Zur Zeit der Gemeindewahlen im Herbst 2011 setzte auch der beispiellose Höhenflug von Xavier Bettel in den Popularitätsumfragen ein. Im Laufe des vergangenen Jahrs gelang ihm das, was bisher noch keinem anderen Politiker gelungen war: Laut den im Auftrag von Tageblatt und Luxemburger Wort befragten Wahlberechtigten ist er nunmehr populärer als Premier Jean-Claude Juncker. Das Luxemburger Wort, das ihn in seinen Umfragen während Jahren ignorierte hatte, stellte ihn in einem Leitartikel plötzlich mit dem DP-Premier der linksliberalen Koalition von 1974 gleich.

Während seiner zwei Ansprachen innerhalb von zwei Stunden zeigte Bettel am Dienstag, dass er nicht für politische Inhalte steht, sondern für eine Methode oder wenigstens für einen Auftritt. Jene händeschüttelnde und unverbindliche, an Trot­tuars­politik grenzende Volksnähe, die sein Mentor Lydie Polfer als Bürgermeisterin zur Perfek­tion gebracht hatte. Bald meinte der neue Parteivorsitzende, dass er „kein Steuerexperte“ sei, bald, dass er „kein Bildungsexperte“ sei, dafür aber über gesunden Menschenverstand verfüge. Damit sprach er all seinen Wählern aus dem Herzen, die sich mit gesundem Menschenverstand darüber hinwegtrösten, dass sie auch für nichts Experten sind. Und wie gut er damit in die DP passt, deren Ideologie die Ideologiefeindlichkeit ist, erklärte Claude Meisch, der meinte, den Liberalen sei Pragmatismus wichtiger als Prinzipien.

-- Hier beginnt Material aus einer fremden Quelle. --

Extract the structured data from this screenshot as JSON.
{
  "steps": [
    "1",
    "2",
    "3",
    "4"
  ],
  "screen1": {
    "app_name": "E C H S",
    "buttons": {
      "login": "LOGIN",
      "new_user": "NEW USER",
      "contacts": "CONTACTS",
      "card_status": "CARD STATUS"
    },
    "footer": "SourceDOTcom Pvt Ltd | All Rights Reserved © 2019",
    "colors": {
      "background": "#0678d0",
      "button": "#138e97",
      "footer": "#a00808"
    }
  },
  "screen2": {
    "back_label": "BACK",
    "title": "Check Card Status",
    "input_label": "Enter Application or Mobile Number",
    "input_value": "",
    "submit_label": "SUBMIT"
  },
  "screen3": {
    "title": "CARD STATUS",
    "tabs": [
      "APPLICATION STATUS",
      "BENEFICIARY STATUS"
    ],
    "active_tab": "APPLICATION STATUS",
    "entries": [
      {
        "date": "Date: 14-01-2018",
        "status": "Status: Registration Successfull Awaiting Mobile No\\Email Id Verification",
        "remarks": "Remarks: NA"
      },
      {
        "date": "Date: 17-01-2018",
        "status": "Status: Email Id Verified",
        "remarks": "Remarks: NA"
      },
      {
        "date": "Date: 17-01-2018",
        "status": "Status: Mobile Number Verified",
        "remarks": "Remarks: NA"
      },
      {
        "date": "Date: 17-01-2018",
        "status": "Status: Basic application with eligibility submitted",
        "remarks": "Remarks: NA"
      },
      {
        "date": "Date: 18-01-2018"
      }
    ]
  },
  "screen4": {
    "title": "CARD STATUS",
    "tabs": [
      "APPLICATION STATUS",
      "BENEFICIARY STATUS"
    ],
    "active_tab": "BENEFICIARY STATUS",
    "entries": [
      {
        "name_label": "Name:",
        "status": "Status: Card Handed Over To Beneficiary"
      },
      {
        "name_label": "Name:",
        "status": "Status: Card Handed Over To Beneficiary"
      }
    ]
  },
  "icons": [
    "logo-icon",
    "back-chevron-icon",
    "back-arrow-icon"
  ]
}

Am ausführlichsten beschäftigte sich Bettel mit dem Sozialstaat, anekdotisch, aber dezidiert liberal: mit den Arbeitern, denen die Sicherheit ihres Arbeitsplatzes wichtiger sei als eine Indextranche; den sozialpolitischen Wahlkampfgeschenken; dem vielen Geld, das in die Sozialpolitik fließe, um die Armut nicht zu bekämpfen, sondern Bedürftige in Abhängigkeit von Sozialtransfers zu halten. Doch über politische Inhalte zu reden, schien Bettel nicht wirklich zu interessieren, wo er doch viel lieber über sich selbst redete: darüber, wie er auf die Leute zugehe, ihnen zuhöre, erreichbar für sie sei. „Ich kann nicht anders. Ich bin so. Spontan.“

Ob Bettel die DP tatsächlich aus der Wüste führen kann, wird davon abhängen, ob es ihm nächstes Jahr gelingen wird, die Partei an seinem persönlichen Erfolg teilhaben zu lassen. Laut Meinungsumfragen ist ihm das sogar im eigenen Wahlbezirk bisher nur ansatzweise gelungen.